When a friend or family member hurts us, what then? Once upon a time, long, long ago, Murshid (I mean, here, Hazrat Inayat Khan, my life’s teacher) came to me in a dream. I am not old enough to have ever met this great soul, although I have been taught by his friends and relatives, so to meet him in this way was very precious to me. At the time, I was going through the breakup of a marriage, and I was certainly a spiritual infant at that time… and when Murshid came to me, he offered me the premier definition of indifference: Indifference, he said, means to be so completely in love with the person who causes pain that one doesn’t even see the need for forgiveness, doesn’t even see the wrongdoing, but only sees love in the other.
Another tall order. In my case, that one took a long time to work, but I know it is the ultimate definition of forgiveness.
And now a friend has hurt me. We are told that when we find another’s behavior intolerable, we need to look at ourselves first, and I realize that I invited what happened, and that although I would like to think that I handled my end of it intelligently and kindly, it doesn’t matter, because the other person didn’t think so, and lashed out at me. And so I have given us both the opportunity to learn to forgive.
My thoughtful self,
Bear all and do nothing,
Hear all and say nothing,
Give all and take nothing,
Serve all and be nothing.
While I was roaming through the forest, a thorn pricked my bare foot and cried, “Ah, you have crushed me.” I felt sorry and I asked its forgiveness.
A wasp flying in the air stung my arm and cried, “Ah, you have caught me in your sleeve.” I felt sorry and I asked its forgiveness.

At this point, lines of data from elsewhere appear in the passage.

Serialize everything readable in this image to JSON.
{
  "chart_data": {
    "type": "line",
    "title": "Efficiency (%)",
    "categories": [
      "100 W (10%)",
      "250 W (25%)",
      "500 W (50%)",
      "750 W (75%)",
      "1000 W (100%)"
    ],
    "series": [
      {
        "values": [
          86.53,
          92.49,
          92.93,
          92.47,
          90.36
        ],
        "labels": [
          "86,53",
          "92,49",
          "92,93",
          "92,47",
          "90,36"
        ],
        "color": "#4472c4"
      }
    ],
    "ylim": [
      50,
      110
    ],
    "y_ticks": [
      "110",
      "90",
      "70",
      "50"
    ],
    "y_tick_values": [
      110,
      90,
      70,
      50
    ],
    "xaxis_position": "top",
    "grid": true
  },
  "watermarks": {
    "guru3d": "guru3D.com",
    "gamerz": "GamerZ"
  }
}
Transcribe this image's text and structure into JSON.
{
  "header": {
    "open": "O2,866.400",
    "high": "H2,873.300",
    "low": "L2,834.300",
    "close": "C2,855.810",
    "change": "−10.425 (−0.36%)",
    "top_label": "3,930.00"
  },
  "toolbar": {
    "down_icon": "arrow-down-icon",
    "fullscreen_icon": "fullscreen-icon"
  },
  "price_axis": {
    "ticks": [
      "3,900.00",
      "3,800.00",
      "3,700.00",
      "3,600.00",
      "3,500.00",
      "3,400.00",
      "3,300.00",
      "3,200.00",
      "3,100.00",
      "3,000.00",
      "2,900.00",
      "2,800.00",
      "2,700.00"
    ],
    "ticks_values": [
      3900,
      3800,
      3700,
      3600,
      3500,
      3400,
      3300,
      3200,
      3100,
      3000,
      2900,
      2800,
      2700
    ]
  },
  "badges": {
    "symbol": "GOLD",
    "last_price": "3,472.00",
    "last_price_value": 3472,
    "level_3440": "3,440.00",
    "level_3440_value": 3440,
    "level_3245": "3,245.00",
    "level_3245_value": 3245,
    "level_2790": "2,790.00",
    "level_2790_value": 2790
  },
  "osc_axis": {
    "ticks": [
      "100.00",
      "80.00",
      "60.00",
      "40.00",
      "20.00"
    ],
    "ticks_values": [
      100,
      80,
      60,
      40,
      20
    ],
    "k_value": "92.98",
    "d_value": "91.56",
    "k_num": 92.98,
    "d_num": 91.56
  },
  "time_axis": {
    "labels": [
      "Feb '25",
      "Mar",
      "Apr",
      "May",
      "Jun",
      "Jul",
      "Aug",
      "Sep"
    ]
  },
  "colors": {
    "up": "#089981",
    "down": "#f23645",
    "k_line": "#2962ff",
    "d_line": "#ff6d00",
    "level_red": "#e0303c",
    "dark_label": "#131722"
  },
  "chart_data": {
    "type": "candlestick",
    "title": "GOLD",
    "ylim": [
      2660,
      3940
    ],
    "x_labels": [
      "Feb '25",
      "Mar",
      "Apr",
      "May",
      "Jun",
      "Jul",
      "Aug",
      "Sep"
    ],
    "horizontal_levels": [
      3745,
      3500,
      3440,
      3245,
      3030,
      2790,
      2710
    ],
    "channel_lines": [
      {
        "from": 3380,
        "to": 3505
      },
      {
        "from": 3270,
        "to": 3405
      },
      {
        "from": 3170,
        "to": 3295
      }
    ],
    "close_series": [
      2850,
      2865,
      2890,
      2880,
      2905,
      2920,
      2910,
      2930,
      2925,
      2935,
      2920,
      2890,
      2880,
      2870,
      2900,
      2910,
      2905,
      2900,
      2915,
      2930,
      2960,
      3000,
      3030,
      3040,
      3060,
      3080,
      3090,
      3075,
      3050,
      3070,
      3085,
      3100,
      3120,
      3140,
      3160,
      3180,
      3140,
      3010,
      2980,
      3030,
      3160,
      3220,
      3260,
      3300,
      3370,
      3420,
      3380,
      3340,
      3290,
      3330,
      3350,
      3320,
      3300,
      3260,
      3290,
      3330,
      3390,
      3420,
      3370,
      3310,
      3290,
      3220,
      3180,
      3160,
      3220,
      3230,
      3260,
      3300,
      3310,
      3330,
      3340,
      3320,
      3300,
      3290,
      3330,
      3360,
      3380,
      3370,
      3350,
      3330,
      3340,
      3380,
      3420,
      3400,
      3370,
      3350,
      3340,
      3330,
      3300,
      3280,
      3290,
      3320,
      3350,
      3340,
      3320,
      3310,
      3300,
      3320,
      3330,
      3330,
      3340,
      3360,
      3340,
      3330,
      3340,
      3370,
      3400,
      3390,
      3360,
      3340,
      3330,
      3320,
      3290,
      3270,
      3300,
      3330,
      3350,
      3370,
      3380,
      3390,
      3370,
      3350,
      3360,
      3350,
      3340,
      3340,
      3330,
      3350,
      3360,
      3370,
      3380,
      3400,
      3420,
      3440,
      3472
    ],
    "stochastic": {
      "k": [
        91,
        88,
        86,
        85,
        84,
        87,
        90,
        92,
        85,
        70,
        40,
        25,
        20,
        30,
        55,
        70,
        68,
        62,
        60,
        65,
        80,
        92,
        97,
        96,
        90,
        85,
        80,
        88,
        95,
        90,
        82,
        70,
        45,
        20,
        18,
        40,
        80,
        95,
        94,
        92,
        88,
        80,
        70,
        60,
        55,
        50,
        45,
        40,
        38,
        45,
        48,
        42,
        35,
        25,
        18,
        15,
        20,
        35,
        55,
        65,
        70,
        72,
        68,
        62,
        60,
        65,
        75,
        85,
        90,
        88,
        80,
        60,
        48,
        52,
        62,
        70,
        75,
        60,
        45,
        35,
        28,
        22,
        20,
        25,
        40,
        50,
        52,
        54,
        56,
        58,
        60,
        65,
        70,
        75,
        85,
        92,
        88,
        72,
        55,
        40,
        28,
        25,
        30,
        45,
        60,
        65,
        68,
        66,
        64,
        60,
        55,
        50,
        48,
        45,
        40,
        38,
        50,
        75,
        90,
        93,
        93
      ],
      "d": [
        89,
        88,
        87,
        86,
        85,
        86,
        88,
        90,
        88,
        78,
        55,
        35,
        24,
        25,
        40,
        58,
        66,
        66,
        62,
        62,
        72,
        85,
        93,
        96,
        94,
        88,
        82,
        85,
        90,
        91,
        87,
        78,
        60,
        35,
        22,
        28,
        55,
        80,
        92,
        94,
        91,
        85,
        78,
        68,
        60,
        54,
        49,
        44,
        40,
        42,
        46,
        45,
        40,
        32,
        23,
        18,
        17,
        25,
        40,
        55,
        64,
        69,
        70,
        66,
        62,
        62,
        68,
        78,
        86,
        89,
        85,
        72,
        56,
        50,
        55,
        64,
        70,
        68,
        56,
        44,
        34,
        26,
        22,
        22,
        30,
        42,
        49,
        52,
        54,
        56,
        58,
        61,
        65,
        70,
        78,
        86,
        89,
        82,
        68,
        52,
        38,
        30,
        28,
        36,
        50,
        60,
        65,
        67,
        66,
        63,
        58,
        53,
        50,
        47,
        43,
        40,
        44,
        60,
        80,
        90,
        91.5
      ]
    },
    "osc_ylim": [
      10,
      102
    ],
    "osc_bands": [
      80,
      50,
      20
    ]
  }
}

My foot slipped and I fell in a pool of muddy water. The water cried, “Ah, you have disturbed me.” I felt sorry and I asked its forgiveness.
I absently happened to touch a burning fire, and the fire cried, “Ah, you have extinguished me.” I felt sorry and I asked its forgiveness.
I asked my gentle self, “Have you received any harm?” “Be thankful,” said she, “that is was not worse.” – Inayat Khan
“I look to thee, o Lord, when I try to do right and it turns to wrong.” (Inayat Khan)
It occurs to me that the present time offers, most of all, the opportunity to learn forgiveness.